For each glazing layer (pane) the solar characteristics are checked for consistency. An analysis based on the Fresnel equations is carried out for a pane having the given layer refractive index and an absorption parameter (extinction coefficient) that is adjusted to match the given pane absorptance. This is done for two rays with perpendicular polarisations, and the results are combined to give normal-incidence transmittance, absorptance and reflectance values. These are then compared with the values entered for these parameters. The most likely cause of a discrepancy in this comparison is the presence of a reflecting film on the glass surface. In this case the discrepancy is corrected by adding a reflecting film with properties chosen to match the characteristics entered.

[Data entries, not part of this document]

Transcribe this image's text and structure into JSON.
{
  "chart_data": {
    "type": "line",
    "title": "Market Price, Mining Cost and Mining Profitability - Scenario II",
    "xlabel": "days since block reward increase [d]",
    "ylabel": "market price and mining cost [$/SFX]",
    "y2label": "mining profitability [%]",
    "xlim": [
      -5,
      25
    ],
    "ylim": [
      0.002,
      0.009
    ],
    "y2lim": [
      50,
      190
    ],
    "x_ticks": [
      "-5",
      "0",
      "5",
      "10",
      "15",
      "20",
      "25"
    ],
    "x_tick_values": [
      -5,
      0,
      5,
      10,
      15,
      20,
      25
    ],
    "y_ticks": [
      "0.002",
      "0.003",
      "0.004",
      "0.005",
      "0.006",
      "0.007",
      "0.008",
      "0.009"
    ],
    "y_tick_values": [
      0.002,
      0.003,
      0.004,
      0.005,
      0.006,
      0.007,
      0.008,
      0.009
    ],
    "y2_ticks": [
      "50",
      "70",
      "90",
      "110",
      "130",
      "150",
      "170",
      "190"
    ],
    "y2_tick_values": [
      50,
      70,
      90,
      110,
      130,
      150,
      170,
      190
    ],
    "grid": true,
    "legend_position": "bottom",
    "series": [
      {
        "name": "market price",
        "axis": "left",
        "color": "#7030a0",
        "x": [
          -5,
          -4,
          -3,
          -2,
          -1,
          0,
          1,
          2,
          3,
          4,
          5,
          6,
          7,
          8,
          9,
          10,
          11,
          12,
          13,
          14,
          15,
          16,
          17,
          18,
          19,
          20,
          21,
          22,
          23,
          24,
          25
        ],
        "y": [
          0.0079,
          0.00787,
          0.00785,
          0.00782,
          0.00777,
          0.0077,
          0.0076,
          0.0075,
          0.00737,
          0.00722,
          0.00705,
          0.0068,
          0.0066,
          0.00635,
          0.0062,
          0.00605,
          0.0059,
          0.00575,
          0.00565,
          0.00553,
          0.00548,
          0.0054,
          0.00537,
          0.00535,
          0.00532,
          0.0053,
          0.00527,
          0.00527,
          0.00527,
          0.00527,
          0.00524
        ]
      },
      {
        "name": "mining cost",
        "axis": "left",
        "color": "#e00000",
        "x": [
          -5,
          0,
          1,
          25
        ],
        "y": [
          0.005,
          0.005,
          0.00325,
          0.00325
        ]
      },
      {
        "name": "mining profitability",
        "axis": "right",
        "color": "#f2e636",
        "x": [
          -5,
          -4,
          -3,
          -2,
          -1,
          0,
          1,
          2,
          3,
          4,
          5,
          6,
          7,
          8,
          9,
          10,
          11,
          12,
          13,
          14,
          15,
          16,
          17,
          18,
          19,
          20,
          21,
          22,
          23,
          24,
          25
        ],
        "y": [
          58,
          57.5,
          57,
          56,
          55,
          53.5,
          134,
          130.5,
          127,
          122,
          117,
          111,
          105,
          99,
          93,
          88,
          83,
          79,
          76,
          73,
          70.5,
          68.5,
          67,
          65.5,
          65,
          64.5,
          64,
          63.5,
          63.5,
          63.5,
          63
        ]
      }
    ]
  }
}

When the discrepancy cannot be corrected by a modification of this sort, the refractive index is adjusted to produce a match. The derived characteristics are then used to produce transmittance, absorptance and reflectance parameters for 10 incidence angles, again using the Fresnel equations applied to rays of two polarisations.

The solar characteristics of the construction as a whole are then calculated for the 10 incidence angles and the two polarised rays. This process in general involves consideration of an infinite number of reflections at glazing/air interfaces. The result is a set of solar transmission, absorptance and reflectance parameters at 10 angles of incidence, the absorptance characteristics being further resolved according to where in the construction the absorption occurs. The absorption parameters are then simplified, without any compromise of accuracy, by replacing each absorption by equivalent absorptions at the external internal surface of the constructions, using an equivalent circuit representation involving the thermal resistances of the layers.

 

During a simulation, whenever solar radiation strikes a glazed surface the interaction of the radiation with the glazing is calculated using the construction’s solar parameters.

Portions of the incident radiation are transmitted, absorbed, and reflected. For direct (beam) radiation the appropriate angular characteristics are used. For diffuse radiation, the calculation uses hemispherically averaged characteristics obtained by integrating over the incidence angles with a weighting for solid angle. Any frame forming part of the construction is assumed to have a transmittance of zero and an absorptance as set in the frame data.

External shutters/louvres and internal blinds/curtains participate in the interaction according to their parameters as specified in APcdb.

 

External opaque building surfaces absorb and reflect solar radiation according to their solar absorptance as assigned in APcdb. SunCast and SunCast Lite shading data is applied to external opaque surfaces, and SunCast shading data is applied also to internal opaque surfaces.